Of course the protesters do not mean to suggest that their moral footing is grounded in self-interest; rather, they imply that their moral authority stems from their concern for freedom as a general principle, as well as concern for the individual information consumers in particular. Of course, this argument is also suspect because their altruism seems to flow from concern for their own customers—the consumers of information services.
These moral arguments are weak. In the first instance, the argument for freedom could just as well be claimed by their opponents who argue for the freedom to earn a living and not to have their products stolen by pirates. Freedom of information is not an issue being questioned by the legislation; piracy is. In the second instance, concern for their own customers once again begs the question of whether the protests are self-serving.
A sincere moral argument rooted in altruism would take a different course. It would demonstrate motive and desire to help solve the piracy problem. It would demonstrate resolve and commitment on the part of the Board of Directors and management to help address a problem that is significantly undermining other significant businesses in our economy.
To protect one’s self-interest with defensive arguments lacks integrity to any source of morality higher than hunger or survival. True integrity recognizes a higher calling, namely, to act out of sincere concern for others’ welfare. That is why biblical notions of morality, based in kenotic self-emptying of self-importance, are just as critical to corporate moral authority as they are to personal integrity.

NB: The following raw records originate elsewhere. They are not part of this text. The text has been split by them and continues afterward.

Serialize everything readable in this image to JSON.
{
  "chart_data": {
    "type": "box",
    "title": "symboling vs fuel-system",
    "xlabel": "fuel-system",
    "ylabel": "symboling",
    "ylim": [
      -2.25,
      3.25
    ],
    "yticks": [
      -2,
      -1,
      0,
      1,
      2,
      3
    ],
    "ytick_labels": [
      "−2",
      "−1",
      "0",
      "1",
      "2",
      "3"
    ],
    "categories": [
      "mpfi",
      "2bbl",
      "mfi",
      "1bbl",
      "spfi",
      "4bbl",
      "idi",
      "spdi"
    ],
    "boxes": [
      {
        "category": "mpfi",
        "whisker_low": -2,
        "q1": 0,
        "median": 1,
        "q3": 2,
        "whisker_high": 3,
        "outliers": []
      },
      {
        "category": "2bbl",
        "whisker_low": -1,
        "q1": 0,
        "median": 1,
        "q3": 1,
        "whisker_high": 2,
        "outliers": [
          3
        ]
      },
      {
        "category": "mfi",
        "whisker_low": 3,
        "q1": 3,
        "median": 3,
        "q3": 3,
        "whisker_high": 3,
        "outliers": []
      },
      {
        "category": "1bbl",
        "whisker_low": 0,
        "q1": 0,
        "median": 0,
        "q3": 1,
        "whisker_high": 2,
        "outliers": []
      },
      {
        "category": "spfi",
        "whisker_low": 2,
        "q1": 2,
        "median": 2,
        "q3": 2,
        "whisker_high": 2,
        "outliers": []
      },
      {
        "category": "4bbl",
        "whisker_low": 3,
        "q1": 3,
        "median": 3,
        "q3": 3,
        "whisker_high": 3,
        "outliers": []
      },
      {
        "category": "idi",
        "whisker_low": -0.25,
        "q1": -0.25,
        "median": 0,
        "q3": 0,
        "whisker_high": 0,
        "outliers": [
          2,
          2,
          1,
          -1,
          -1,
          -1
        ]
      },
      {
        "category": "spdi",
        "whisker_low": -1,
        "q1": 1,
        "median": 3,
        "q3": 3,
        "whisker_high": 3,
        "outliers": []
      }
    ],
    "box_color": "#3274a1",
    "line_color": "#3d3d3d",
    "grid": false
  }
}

Perhaps the protesters had valid reason to question the structure of these bills. In that case they might have addressed those issues head-on in a manner which carried much greater moral strength. They might have shown integrity by demonstrating their sincere concern to solve the problem. They might have offered ways to strengthen their current anti-piracy policies. And yes, because “business is business”, this would most likely cost them something in the short run. But in the long run they would have demonstrated a concern for our entire economic system and not just for their own slice of it. They would also be living into the higher calling of integrity which flows from an understanding of the biblical call to be witnesses to a greater reality than pecuniary self-interest.
Bruce Baker is an Assistant Professor of Business Ethics at Seattle Pacific University.